Certains d’entre vous sont déjà informés de notre projet : Début septembre, nous débuterons cette randonnée qui doit nous conduire jusque dans les Pouilles, presque à l’extrémité de la botte italienne.

Prévue initialement en mai pour profiter de la légendaire beauté de la Toscane au printemps, ces Eurodiagonales ont dû être reportées en septembre du fait de la pandémie.

Comme l’an passé, lors de la virée écossaise, nous allons tenter un doublé.  Après avoir atteint la ville éternelle, Monte Cassino et rejoint l’Adriatique à Bari, nous prévoyons de remonter vers Menton.

Sur le chemin du retour, nous cheminerons au travers des Apennins, puis nous longerons le golfe de Gênes, après un bref passage à Pise, Sienne et au site de Cinqueterre. Au final si ce projet aboutit, notre escapade italienne nous vaudra de parcourir environ 2350 km et de gravir presque 27 000 m.

Présenté ainsi, ce projet ne semble être qu’une obsession de plus de « kilométrophages » bien décidés à se faire mal.

Mais notre but est autre : avaler des kilomètres pour le seul plaisir d’en cumuler le maximum n’a guère de sens à nos yeux. En revanche, rouler en Italie, terre que mes aïeuls ont dû quitter et où ils n’ont pas pu revenir, découvrir un peu mieux ce pays que ma grand-mère me racontait parfois alors que j’étais enfant, essayer de le sentir à la force du jarret, voilà des raisons autrement plus belles de se mettre en selle. Quant à Michel, le Bourbonnais « pur sucre » du duo, son attirance pour l’Italie n’est pas moindre que la mienne, puisque pour lui, ce sera une répétition d’une même randonnée tentée et réussie dix ans plus tôt : une sorte de retour vers ses jeunes années.

Alors si vous pensez que cette escapade au pays des « tifosis » peut vous intéresser, n’hésitez pas à consulter le site pour  nous suivre.
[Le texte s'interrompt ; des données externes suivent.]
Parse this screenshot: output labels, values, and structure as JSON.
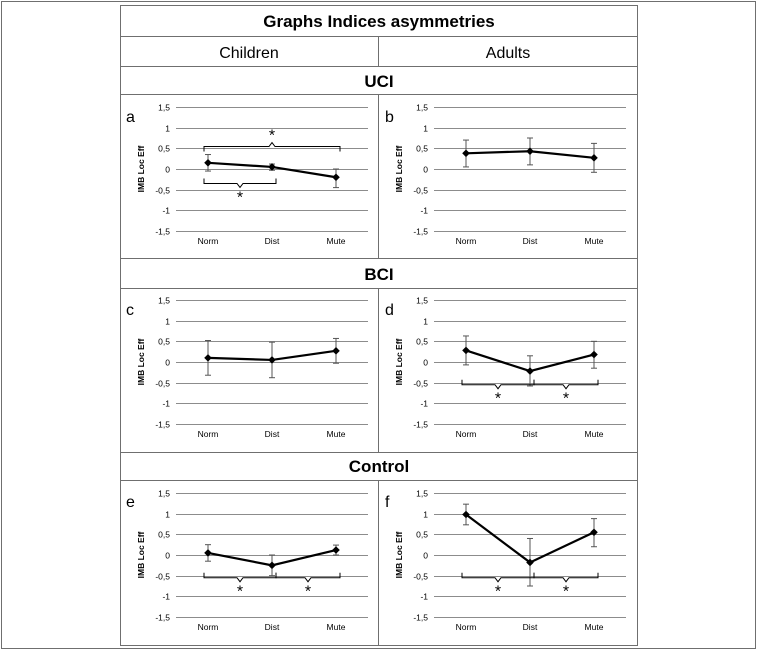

Par des articles agrémentés de quelques photos, je tenterai , malgré une périodicité de publication incertaine, d’évoquer notre périple, de vous faire ressentir nos états d’âme et vous faire vivre par procuration aussi bien les moments enchanteurs que ceux où la lassitude finit par nous gagner.

L’idée n’est pas de relater des exploits, car il n’y en aura pas, mais de vous faire partager cette petite aventure en essayant de vous convaincre qu’elle est à la portée de beaucoup de cyclos. Nous savons que certains parmi eux, dont la condition physique permettrait d’entreprendre ces voyages au long cours, pensent à tort qu’ils sont réservés à quelques fêlés ou à des champions. Sans fausse modestie, je peux vous assurer que nous ne sommes que des cyclos ordinaires un peu obstinés, simplement décidés à pousser un peu plus loin pour vivre cette passion du cyclotourisme.

Quant à vouloir nous ranger dans la catégorie des champions, sachez simplement que nous totalisons 140 ans à nous deux, et qu’au départ nous pesons ensemble  un quintal trois quarts. Donc vous l’avez compris, nous n’avons décidément pas le profil de champions même si nous ne désespérons pas d’en avoir un jour la silhouette…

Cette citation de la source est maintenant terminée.